Nasce no século XX o Materialismo Dialético e Histórico, nascido das mentes de
Karl Marx e Fiedrich Engels. Estes são ligados a uma tentativa de transformação
revolucionária da sociedade capitalista burguesa vigente, pois acreditam que
não basta somente estudar a Historia, é preciso mudá-la. Mas o que é o
Materialismo Histórico afinal?
O Materialismo
mostra que os homens para sobreviver transformam a natureza,e dominando-a, conseguem pular para
um outro estágio: dominar o próprio homem.Em toda a Historia das
civilizações há um combate do homem contra o próprio homem.

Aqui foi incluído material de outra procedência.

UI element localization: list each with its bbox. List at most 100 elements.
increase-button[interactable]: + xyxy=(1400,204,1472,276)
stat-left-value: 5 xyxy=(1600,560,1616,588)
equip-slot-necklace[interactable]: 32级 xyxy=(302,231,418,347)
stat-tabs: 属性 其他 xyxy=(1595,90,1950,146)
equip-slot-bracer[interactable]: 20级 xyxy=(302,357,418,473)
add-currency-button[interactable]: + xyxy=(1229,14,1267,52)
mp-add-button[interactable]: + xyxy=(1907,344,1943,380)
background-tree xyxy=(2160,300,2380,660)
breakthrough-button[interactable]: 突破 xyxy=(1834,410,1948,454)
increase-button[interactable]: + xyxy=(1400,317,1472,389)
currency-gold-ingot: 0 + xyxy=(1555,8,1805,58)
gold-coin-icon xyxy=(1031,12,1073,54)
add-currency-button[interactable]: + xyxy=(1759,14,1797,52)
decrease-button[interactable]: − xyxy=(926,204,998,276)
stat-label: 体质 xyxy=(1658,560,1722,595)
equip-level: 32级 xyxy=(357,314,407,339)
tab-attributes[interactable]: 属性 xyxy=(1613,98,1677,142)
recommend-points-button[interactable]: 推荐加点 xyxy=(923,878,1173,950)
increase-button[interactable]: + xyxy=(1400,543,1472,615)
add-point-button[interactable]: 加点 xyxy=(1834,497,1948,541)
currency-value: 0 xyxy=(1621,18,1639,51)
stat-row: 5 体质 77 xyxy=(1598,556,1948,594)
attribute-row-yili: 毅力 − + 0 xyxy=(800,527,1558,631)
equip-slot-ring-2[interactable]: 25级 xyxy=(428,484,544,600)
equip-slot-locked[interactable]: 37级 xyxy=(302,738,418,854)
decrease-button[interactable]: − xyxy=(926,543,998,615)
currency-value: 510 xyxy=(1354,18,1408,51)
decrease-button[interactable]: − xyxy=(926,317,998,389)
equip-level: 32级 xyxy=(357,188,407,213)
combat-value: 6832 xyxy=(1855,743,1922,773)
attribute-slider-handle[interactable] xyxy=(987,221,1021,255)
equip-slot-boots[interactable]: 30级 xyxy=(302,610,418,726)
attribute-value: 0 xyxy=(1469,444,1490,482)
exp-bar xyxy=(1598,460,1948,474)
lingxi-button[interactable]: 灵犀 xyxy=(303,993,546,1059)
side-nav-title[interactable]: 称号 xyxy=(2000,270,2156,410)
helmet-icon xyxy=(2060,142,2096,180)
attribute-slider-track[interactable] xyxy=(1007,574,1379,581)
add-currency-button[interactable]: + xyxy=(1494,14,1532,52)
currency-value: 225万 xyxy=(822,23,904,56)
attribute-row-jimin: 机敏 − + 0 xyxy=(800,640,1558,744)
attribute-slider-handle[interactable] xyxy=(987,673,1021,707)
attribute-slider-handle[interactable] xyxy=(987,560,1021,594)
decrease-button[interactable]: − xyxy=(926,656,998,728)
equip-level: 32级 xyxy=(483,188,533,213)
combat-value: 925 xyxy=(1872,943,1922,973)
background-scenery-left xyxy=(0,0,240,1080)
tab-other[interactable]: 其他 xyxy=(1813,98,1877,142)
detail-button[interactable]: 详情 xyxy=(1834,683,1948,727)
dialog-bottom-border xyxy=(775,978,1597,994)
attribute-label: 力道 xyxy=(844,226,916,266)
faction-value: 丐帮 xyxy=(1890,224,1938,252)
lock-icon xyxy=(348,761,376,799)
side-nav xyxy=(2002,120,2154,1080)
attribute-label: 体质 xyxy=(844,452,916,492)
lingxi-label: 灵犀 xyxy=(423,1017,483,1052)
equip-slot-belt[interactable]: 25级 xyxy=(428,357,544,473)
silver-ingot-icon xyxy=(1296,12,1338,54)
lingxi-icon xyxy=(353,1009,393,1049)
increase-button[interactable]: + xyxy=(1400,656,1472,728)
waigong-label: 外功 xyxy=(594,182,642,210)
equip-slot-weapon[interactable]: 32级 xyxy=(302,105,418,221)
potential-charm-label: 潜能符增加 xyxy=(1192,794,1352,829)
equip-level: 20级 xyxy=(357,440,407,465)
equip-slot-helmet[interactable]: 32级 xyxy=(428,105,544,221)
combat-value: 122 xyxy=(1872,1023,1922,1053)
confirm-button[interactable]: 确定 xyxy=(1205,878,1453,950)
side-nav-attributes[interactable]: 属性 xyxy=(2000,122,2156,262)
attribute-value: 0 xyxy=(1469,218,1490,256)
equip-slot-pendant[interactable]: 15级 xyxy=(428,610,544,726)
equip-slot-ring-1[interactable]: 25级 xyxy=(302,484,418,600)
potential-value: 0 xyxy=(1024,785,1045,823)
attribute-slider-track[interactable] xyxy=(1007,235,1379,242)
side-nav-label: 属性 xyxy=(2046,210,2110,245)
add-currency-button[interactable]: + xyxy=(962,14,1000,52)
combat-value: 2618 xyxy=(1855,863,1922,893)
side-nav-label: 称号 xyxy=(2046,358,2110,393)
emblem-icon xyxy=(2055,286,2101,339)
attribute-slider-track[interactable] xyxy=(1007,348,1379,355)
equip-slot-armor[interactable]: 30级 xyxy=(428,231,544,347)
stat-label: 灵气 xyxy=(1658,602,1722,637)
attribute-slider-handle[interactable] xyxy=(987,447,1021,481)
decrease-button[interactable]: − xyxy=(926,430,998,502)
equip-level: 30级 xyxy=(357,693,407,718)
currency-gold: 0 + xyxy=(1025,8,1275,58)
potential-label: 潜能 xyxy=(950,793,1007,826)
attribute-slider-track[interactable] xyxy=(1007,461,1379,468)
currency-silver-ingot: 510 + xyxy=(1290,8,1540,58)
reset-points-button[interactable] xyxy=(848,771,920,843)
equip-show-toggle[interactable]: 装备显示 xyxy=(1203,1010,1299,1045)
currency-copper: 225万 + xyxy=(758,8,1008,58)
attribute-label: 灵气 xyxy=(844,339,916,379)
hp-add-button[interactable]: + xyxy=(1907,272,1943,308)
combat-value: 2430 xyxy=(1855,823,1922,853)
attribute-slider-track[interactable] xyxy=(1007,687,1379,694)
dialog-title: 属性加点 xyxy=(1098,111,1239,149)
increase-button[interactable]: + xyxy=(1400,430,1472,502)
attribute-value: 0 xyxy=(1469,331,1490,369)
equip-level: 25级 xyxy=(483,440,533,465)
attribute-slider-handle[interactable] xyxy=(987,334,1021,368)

Mas esse domínio não é de todos
com todos, mas de classes bem favorecidas economicamente sobre as menos
favorecidas. Por isso, para Marx e Engels, não é a Política que comanda as
decisões globais das sociedades, mas a Economia (produção dos meios de
consumo). Pois as
relações entre quem produz e quem consome pode se ver também no olhar sobre os
países, quando tínhamos países escravizados, conhecidos como colônias, que
davam comida e riquezas através de seu trabalho árduo e tratamento desumano
para os países ricos europeus.
Já os franceses
iniciaram na década de 30 uma escola de pensamento histórico-crítico conhecida
como “Escola dos Anaes” ou simplesmente “Escola Francesa” liderados por Marc
Bloch e Lucien Febvre. Em vez do estudo dos fatos singulares, estudam-se as
estruturas sociais macro (economia, política, cultura, religião, sociologia
etc) e aceitam a Historia total, sob todos os aspectos humanos e áreas do
conhecimento e não somente pelo viés político ou econômico.
Mesmo assim
sempre houve uma tendência a prevalecer no estudo da Historia uma visão
unilateral, fechada dos europeus: o eurocentrismo. Foi a Segunda Guerra com as
atuações de sucesso de países como Estados Unidos, Japão e Rússia que o olhar
se descentraliza para nações insurgentes no cenário mundial. Hoje em dia a
Europa não é mais o centro do mundo e explicar a Historia da humanidade só pelo
lado do Ocidente não tem mais razão de ser. Cresce um desejo de se estudar a “Historia
das civilizações” já por conta da “Escola dos Anaes”.
Muitos ainda
começam a se interessar pela chamada “Historia Serial” que não está preocupada
com as mudanças, mas com as permanências. Não pontuam momentos de transição de
um período na Grande Historia para outro, mas o que era comum neste ou naquele
povo segundo características que nos são universais enquanto seres humanos: a Historia do medo, da alimentação,
do sexo, das classes, até mesmo os detalhes do cotidiano contam dentro dos
agrupamentos sociais nessa nova consciência histórica.
Começou-se a
criticar, por exemplo, o fato de que a Historia oficial era entendida apenas
enquanto Historia escrita. Não se valorizava a oralidade. E por outro lado
ainda tem o fato de que existem grupos sociais dominantes que mesmo de modo
implícito e não expresso, controlam os dados escritos, documentos e relatórios
da realidade a seu favor. E são sempre os que leem que fazem esse controle,
nunca os pobres, nunca as mulheres, nunca as classes minoritárias, nunca os
escravos, nunca os trabalhadores. A Historia não é contada pelos perdedores,
mas pelos que vencem e sobrevivem. Onde ficam os dois lados da moeda? Existirá
imparcialidade na Historia?
Algumas mudanças
são patentes hoje: antes os historiadores faziam o que lhes ordenava, hoje
escolhe seu objeto, seu modo de pesquisa, seus instrumentos, sua maneira de
expor o material conclusivo. Quanta mudança! Hoje não são mais neutros ao
olhar, imunes ao criticar. Além do mais não é só o Historiador que analisa a
realidade. Todos nós temos instrumentos suficientes para debater e rebater.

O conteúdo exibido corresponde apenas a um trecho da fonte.